The Fundamental Law of the Free State of Costa Rica, sometimes called the Political Constitution of 1825, was issued on January 25, 1825 by the Constituent Congress of the State of Costa Rica and during a time the country was a formal member of the Federal Republic of Central America. It would function until it was abrogated by Braulio Carrillo Colina who in 1838 takes power in a dictatorial manner and issues on March 8, 1841 the Decree of Basis and Guarantees that will operate as a de facto constitution until the arrival of Francisco Morazán in 1844 who overthrew Carrillo and was temporarily restored.

History

Costa Rica was one of the most disciplined member states of the Central American Federal Republic, following the mandates of the federal government, conducting the corresponding elections to elect federal offices, sending soldiers to swell the federal army and paying taxes. After the Bases were issued of Federal Constitution on the part of the National Constituent Assembly of Central America, instructions were given to the member countries to call local congresses and establish their state constitutions. This was done and the Fundamental Law of the State emanated from it.

Braulio Carrillo, who had been Head of State resented the inaction of the Federal Republic before the annexation of Bocas del Toro in 1836 by Colombia and who had emerged victorious during the 1835 Costa Rican civil war that pitted the cities of San Jose, Alajuela, Heredia and Cartago, was candidate for re-election against the federalist candidate Manuel Aguilar Chacón in the elections of 1837, Aguilar being a convinced supporter of the Federal Republic. Aguilar wins, but Carrillo makes a coup with the help of the Army, taking power just before the Central American Federation dissolves itself.

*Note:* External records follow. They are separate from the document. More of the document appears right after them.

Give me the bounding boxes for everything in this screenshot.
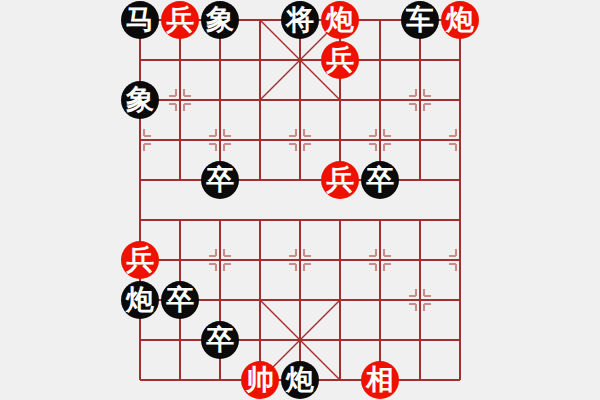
- black-general[interactable]: 将: [281, 1, 319, 39]
- red-cannon[interactable]: 炮: [321, 1, 359, 39]
- black-elephant[interactable]: 象: [201, 1, 239, 39]
- red-soldier[interactable]: 兵: [321, 161, 359, 199]
- black-chariot[interactable]: 车: [401, 1, 439, 39]
- red-soldier[interactable]: 兵: [121, 241, 159, 279]
- black-soldier[interactable]: 卒: [201, 161, 239, 199]
- black-horse[interactable]: 马: [121, 1, 159, 39]
- black-soldier[interactable]: 卒: [201, 321, 239, 359]
- red-elephant[interactable]: 相: [361, 361, 399, 399]
- pieces-layer: 马兵象将炮车炮兵象卒兵卒兵炮卒卒帅炮相: [0, 0, 600, 400]
- red-general[interactable]: 帅: [241, 361, 279, 399]
- black-soldier[interactable]: 卒: [361, 161, 399, 199]
- black-soldier[interactable]: 卒: [161, 281, 199, 319]
- red-soldier[interactable]: 兵: [161, 1, 199, 39]
- red-soldier[interactable]: 兵: [321, 41, 359, 79]
- black-elephant[interactable]: 象: [121, 81, 159, 119]
- black-cannon[interactable]: 炮: [281, 361, 319, 399]
- black-cannon[interactable]: 炮: [121, 281, 159, 319]
- xiangqi-board: 马兵象将炮车炮兵象卒兵卒兵炮卒卒帅炮相: [0, 0, 600, 400]
- red-cannon[interactable]: 炮: [441, 1, 479, 39]
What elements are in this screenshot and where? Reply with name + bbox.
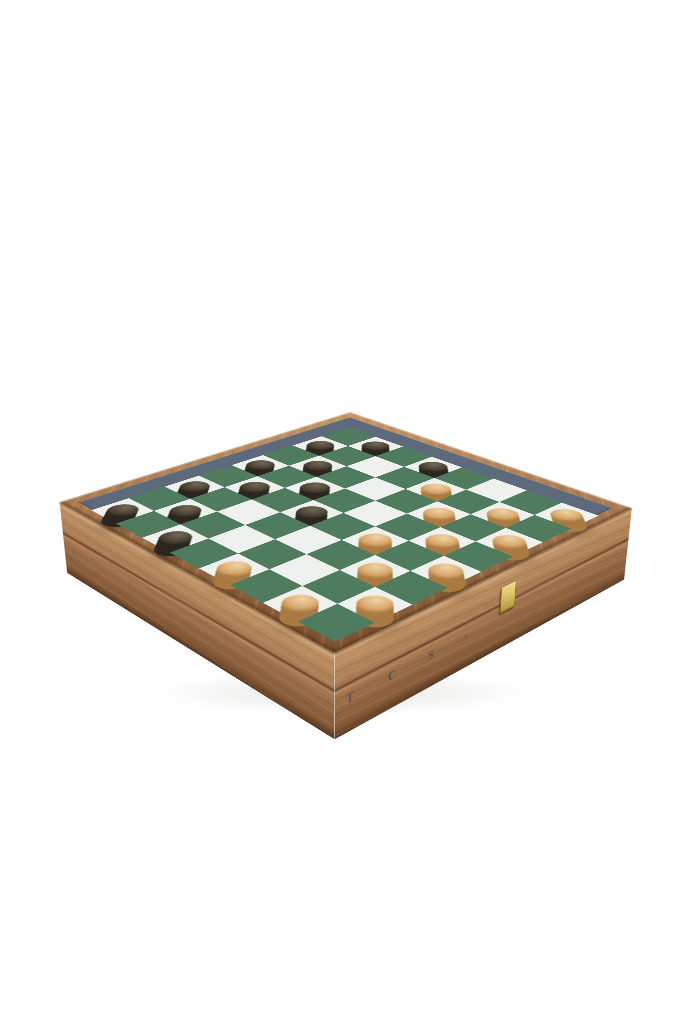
brass-clasp-icon [500, 580, 517, 614]
square [342, 526, 409, 555]
checker-light [351, 530, 398, 550]
checker-light [544, 506, 589, 524]
square [310, 513, 375, 540]
square [181, 512, 246, 539]
square [375, 541, 444, 571]
square [407, 501, 471, 527]
game-box: T C S · [60, 412, 632, 653]
square [534, 503, 598, 529]
square [298, 604, 375, 642]
square [338, 587, 413, 623]
checker-dark [289, 504, 334, 522]
square [306, 540, 375, 570]
square [263, 586, 338, 622]
checker-light [421, 560, 471, 583]
square [440, 514, 505, 541]
square [410, 556, 481, 588]
square [208, 525, 275, 553]
checker-light [274, 591, 327, 616]
checker-light [416, 505, 461, 523]
square [116, 511, 181, 538]
checker-dark [100, 502, 145, 520]
product-photo: T C S · [0, 0, 683, 1024]
square [269, 554, 339, 586]
square [230, 569, 302, 603]
square [238, 539, 306, 569]
checker-light [480, 506, 525, 524]
checker-light [418, 531, 466, 551]
checker-light [350, 559, 400, 582]
square [506, 515, 572, 542]
square [142, 524, 208, 552]
square [245, 512, 310, 539]
square [471, 502, 535, 528]
checker-dark [163, 502, 208, 520]
square [444, 541, 513, 571]
checker-light [209, 558, 259, 580]
square [170, 538, 238, 568]
checker-dark [152, 528, 199, 548]
square [340, 555, 411, 587]
square [199, 553, 269, 585]
checker-light [485, 532, 533, 552]
square [409, 527, 476, 556]
square [375, 514, 440, 541]
square [302, 570, 375, 604]
checker-light [348, 592, 401, 617]
square [476, 528, 543, 557]
square [275, 526, 342, 554]
square [375, 571, 448, 605]
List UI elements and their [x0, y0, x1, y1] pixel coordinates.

Constituent Congress of the State of Costa Rica

The Constituent Congress of the State of Costa Rica of 1824-25 was the first Constituent Assembly convened in Costa Rica and author of the Fundamental Law of the Free State of Costa Rica. It was convened as part of the United Provinces of Central America newly independent from Spain.

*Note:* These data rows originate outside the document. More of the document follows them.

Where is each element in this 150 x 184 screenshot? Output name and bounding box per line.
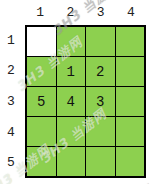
cell-r5c4[interactable] [116, 147, 145, 176]
col-label-1: 1 [25, 0, 55, 25]
cell-r2c1[interactable] [27, 57, 56, 86]
cell-r4c1[interactable] [27, 117, 56, 146]
cell-r3c4[interactable] [116, 87, 145, 116]
puzzle-board: 12543 [25, 25, 146, 178]
col-label-2: 2 [55, 0, 85, 25]
cell-r5c2[interactable] [57, 147, 86, 176]
row-label-5: 5 [2, 147, 20, 178]
cell-r3c1[interactable]: 5 [27, 87, 56, 116]
cell-r2c4[interactable] [116, 57, 145, 86]
cell-r5c3[interactable] [86, 147, 115, 176]
cell-r5c1[interactable] [27, 147, 56, 176]
row-label-1: 1 [2, 25, 20, 56]
cell-r1c4[interactable] [116, 27, 145, 56]
cell-r2c3[interactable]: 2 [86, 57, 115, 86]
cell-r4c4[interactable] [116, 117, 145, 146]
row-label-4: 4 [2, 117, 20, 148]
cell-r2c2[interactable]: 1 [57, 57, 86, 86]
col-label-3: 3 [86, 0, 116, 25]
cell-r1c1[interactable] [27, 27, 56, 56]
cell-r1c3[interactable] [86, 27, 115, 56]
cell-r3c3[interactable]: 3 [86, 87, 115, 116]
cell-r4c2[interactable] [57, 117, 86, 146]
row-label-3: 3 [2, 86, 20, 117]
cell-r3c2[interactable]: 4 [57, 87, 86, 116]
puzzle-screenshot: { "game": "minesweeper-style number-clue… [0, 0, 150, 184]
row-label-2: 2 [2, 56, 20, 87]
cell-r1c2[interactable] [57, 27, 86, 56]
cell-r4c3[interactable] [86, 117, 115, 146]
row-labels: 12345 [2, 25, 20, 178]
col-label-4: 4 [116, 0, 146, 25]
column-labels: 1234 [25, 0, 146, 25]
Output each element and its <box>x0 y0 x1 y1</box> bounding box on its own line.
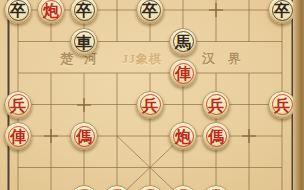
piece-character: 俥 <box>175 66 191 82</box>
piece-character: 兵 <box>208 97 224 113</box>
piece-character: 卒 <box>76 3 92 19</box>
position-marker <box>242 129 256 143</box>
piece-character: 卒 <box>274 3 290 19</box>
piece-black-horse[interactable]: 馬 <box>169 28 197 56</box>
piece-red-soldier[interactable]: 兵 <box>136 91 164 119</box>
piece-black-chariot[interactable]: 車 <box>70 28 98 56</box>
position-marker <box>44 129 58 143</box>
piece-character: 卒 <box>142 3 158 19</box>
board-right-margin <box>293 0 304 190</box>
piece-character: 卒 <box>10 3 26 19</box>
piece-character: 車 <box>76 34 92 50</box>
piece-red-soldier[interactable]: 兵 <box>202 91 230 119</box>
piece-character: 炮 <box>43 3 59 19</box>
river-app-watermark: JJ象棋 <box>122 51 162 67</box>
piece-character: 兵 <box>274 97 290 113</box>
river-label-han-jie: 汉界 <box>202 51 254 67</box>
xiangqi-board: 楚河 JJ象棋 汉界 卒炮卒卒卒車馬俥兵兵兵兵俥傌炮傌相仕帥仕相 <box>0 0 304 190</box>
piece-red-chariot[interactable]: 俥 <box>4 122 32 150</box>
piece-character: 炮 <box>175 129 191 145</box>
piece-red-soldier[interactable]: 兵 <box>4 91 32 119</box>
piece-character: 兵 <box>142 97 158 113</box>
piece-character: 馬 <box>175 34 191 50</box>
piece-character: 傌 <box>76 129 92 145</box>
piece-red-cannon[interactable]: 炮 <box>169 122 197 150</box>
position-marker <box>77 98 91 112</box>
piece-red-horse[interactable]: 傌 <box>70 122 98 150</box>
piece-red-horse[interactable]: 傌 <box>202 122 230 150</box>
piece-character: 俥 <box>10 129 26 145</box>
piece-red-soldier[interactable]: 兵 <box>268 91 296 119</box>
piece-character: 兵 <box>10 97 26 113</box>
piece-red-chariot[interactable]: 俥 <box>169 59 197 87</box>
position-marker <box>209 3 223 17</box>
piece-character: 傌 <box>208 129 224 145</box>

On May 5, 1824, the National Constituent Assembly of Central America issued the mandate to the member states to convene constituent congresses to establish their state constitutions. Previously, said Assembly had issued the Bases of Federal Constitution in 1823 and then the Constitution of the Federal Republic of Central America in 1824 and now it was up to the State of Costa Rica to designate its internal constitution as well as the laws necessary for the proper functioning of the young State, so that in addition to the Constituent prerogatives was given Legislative Branch powers. Naturally the Constitution should be federal and based on the foundations of the Central American Constitution, that is, could not contradict it.

It consisted of ten members, its president was Nazario Toledo, his secretary Rafael Ramírez and his assistant secretary Gordiano Paniagua. Juan Mora Fernández was Provisional Supreme Chief in this period, but he was not part of the Congress. The Congress also defined the country's flag and coat of arms. This Constitution was in force until it was repealed by Braulio Carrillo when he assumed power authoritatively in 1838.

Content

It prescribed the third-grade vote (based on the Cádiz Constitution) in which male citizens elected second-degree electors in parochial elections, parishes elected other first-degree by department, and finally elected the authorities policies.

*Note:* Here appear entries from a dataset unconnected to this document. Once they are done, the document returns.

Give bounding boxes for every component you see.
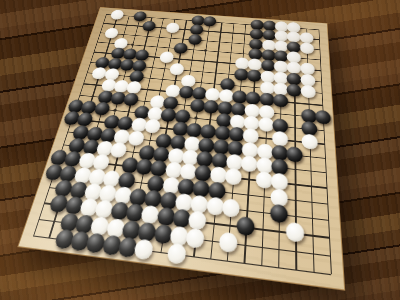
- stone-white[interactable]: [286, 222, 305, 243]
- stone-white[interactable]: [221, 198, 240, 218]
- stone-black[interactable]: [122, 92, 140, 106]
- stone-black[interactable]: [173, 42, 188, 54]
- stone-white[interactable]: [300, 42, 314, 54]
- stone-white[interactable]: [165, 23, 180, 34]
- stone-white[interactable]: [104, 27, 120, 38]
- star-point: [204, 49, 207, 52]
- stone-black[interactable]: [142, 21, 157, 32]
- stone-black[interactable]: [236, 216, 255, 237]
- stone-white[interactable]: [110, 9, 125, 20]
- stone-white[interactable]: [300, 85, 315, 99]
- star-point: [113, 109, 117, 112]
- star-point: [131, 43, 134, 45]
- stone-white[interactable]: [169, 63, 185, 76]
- stone-white[interactable]: [301, 134, 318, 151]
- stone-white[interactable]: [166, 243, 187, 265]
- stone-white[interactable]: [224, 168, 242, 186]
- stone-white[interactable]: [185, 227, 205, 248]
- stone-black[interactable]: [270, 204, 288, 224]
- stone-black[interactable]: [315, 110, 331, 125]
- stone-white[interactable]: [127, 130, 146, 146]
- stone-black[interactable]: [133, 11, 148, 22]
- stone-black[interactable]: [202, 16, 216, 27]
- star-point: [194, 116, 198, 119]
- stone-black[interactable]: [273, 94, 288, 109]
- stone-white[interactable]: [144, 119, 162, 135]
- stone-black[interactable]: [187, 34, 202, 46]
- stone-white[interactable]: [159, 51, 175, 63]
- stone-black[interactable]: [287, 146, 304, 163]
- stone-white[interactable]: [218, 231, 238, 253]
- photo-scene: [0, 0, 400, 300]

It created the Executive, Legislative and Judicial branches, as well as a fourth branch, called the Conservative Branch, which exercised state control, something similar to the current Comptroller. It abolished the fueros to the military and the Church and drafted the rights of the citizen. It appointed the official name of Free State of Costa Rica and demanded that in order to be Head or Deputy Chief of State it would be required to be a Costa Rican by birth, a lay person, thirty years-old and owner of a property not less than one thousand pesos or an annual income of two hundred or be a professional of some science. It also prescribed a period of four years with consecutive reelection once.

The Legislative Branch was unicameral and by popular election, called Congress, among its powers apart from that of legislating, it includes being the guardian of the Constitution, decreeing loans, commute sentences and pardon, receive the resignations of the members of the Supreme Powers and fix the territorial limits.